Monologue sans queue ni tête sur la communication

le secret du bonheur

le secret du bonheur

Chaque fois que je parle à quelqu’un, je ne communique en fait qu’avec moi-même, j’évoque mes souvenirs, prenant l’autre pour une mémoire passive,  sinon je me sens agressée. Mon cerveau s’auto-défend contre le trop plein d’informations. Parfois je réussis à amener les autres sur mon propre terrain, parfois je m’en sers de miroirs, je prends leurs phrases. Je fais de la rétention d’information aussi, j’ai tellement peur qu’on s’en serve contre moi et ça me permet de garder mon petit pouvoir!
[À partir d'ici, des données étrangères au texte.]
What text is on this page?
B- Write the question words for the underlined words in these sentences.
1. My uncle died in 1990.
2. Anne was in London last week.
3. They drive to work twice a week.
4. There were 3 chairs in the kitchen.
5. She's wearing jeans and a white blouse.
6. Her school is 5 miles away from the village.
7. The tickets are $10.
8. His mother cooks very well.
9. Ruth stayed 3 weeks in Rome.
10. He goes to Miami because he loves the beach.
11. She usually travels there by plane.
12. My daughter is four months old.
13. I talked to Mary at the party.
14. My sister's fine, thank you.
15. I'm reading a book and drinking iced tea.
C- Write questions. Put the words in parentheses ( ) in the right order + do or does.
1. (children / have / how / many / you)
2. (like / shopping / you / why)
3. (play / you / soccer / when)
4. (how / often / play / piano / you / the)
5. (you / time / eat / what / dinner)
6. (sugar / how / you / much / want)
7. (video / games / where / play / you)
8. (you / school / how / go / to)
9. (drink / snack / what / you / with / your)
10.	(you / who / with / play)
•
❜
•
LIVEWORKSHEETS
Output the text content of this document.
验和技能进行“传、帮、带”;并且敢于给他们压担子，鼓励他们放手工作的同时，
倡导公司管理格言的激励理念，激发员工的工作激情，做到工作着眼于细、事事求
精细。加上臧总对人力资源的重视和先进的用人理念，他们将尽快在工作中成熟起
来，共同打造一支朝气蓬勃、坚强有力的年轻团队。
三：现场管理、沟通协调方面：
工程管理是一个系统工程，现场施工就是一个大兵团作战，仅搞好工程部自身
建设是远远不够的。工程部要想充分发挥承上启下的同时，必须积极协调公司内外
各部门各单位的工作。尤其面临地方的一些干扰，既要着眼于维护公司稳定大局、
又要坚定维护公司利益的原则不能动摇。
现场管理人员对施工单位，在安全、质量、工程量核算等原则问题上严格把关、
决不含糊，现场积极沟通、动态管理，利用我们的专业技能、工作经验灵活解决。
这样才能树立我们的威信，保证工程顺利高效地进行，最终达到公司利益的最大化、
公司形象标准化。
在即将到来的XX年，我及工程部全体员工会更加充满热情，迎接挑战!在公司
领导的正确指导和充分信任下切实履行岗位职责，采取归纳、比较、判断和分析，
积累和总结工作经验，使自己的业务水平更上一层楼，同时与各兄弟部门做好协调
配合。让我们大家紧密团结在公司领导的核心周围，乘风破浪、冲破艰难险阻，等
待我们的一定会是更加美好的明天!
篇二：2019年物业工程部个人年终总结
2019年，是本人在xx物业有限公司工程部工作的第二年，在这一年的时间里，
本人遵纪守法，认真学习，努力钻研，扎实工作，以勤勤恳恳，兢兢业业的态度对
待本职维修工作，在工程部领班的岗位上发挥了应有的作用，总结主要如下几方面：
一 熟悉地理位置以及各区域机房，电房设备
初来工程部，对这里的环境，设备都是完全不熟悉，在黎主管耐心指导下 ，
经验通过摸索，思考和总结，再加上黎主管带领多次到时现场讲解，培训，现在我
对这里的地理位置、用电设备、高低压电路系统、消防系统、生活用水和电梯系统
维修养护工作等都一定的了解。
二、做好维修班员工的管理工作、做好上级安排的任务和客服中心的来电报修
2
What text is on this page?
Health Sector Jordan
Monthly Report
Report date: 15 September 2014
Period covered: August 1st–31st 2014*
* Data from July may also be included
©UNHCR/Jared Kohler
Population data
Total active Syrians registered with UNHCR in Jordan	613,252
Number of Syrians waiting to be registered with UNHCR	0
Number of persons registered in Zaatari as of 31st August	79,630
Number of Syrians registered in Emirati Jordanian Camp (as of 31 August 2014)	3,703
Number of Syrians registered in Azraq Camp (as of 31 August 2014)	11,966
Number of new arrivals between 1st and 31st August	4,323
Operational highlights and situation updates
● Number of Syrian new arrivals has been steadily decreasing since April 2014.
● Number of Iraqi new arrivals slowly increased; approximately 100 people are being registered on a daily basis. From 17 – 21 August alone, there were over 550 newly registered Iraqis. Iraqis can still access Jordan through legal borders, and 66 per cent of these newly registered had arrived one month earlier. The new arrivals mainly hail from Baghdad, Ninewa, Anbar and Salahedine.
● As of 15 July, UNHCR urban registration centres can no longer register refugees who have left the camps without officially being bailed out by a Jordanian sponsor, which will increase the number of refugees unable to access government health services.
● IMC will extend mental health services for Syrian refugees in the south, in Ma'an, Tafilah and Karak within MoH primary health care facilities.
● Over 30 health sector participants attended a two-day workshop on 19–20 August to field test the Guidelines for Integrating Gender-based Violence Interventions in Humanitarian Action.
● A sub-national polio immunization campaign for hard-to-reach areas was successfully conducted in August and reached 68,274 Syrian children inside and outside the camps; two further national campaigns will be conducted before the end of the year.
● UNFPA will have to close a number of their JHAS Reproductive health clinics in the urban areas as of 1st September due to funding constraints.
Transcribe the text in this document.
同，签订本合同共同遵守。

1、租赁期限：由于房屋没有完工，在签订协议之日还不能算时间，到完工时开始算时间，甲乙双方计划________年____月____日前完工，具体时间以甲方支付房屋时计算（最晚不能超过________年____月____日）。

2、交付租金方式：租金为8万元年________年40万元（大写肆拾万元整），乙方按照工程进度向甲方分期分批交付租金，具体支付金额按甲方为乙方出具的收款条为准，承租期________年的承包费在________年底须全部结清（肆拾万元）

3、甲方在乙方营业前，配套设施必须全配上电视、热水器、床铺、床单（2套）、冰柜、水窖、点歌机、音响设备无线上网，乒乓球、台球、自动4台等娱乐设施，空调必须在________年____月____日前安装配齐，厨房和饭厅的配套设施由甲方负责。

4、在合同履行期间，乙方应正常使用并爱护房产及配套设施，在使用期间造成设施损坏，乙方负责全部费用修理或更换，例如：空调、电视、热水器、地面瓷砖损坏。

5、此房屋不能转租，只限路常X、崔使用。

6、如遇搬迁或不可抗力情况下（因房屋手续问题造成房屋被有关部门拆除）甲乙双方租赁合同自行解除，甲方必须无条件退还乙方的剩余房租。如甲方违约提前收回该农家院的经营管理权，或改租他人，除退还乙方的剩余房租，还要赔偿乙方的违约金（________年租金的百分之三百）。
Tous mes essais pour remédier à l’échec d’une relation sont des tentatives vouées à l’échec. Les bonnes intentions sont catastrophiques. L’humour? oui mais lequel: l’humour des Anglais ou l’esprit des Français? Je sens que l’humour m’aide à communiquer, il me permet de créer une distance affective avec le sujet abordé et non avec l’interlocuteur, à condition que cet interlocuteur soit mon égal sinon je sais que je vais le blesser, il ne pourra pas réagir Pourquoi les signes extérieurs de hiérarchie sont ils aussi importants? Il m’arrive aussi de fournir des prémisses fausses pour voir l’autre s’enliser dans leurs conséquences au point de perdre la vision de la réalité. Lorsque la communication privilégie la forme et non le contenu, l’imprévisible disparaît au profit du rituel, sédatif de l’angoisse, confortable, pratique. Cet imprévisible porteur d’information réapparaît avec le moindre écart au protocole. Je me demande alors quelle est la signification de cet écart. J’ai souvent besoin d’un tiers pour communiquer avec mes proches, en face à face, c’est trop dur.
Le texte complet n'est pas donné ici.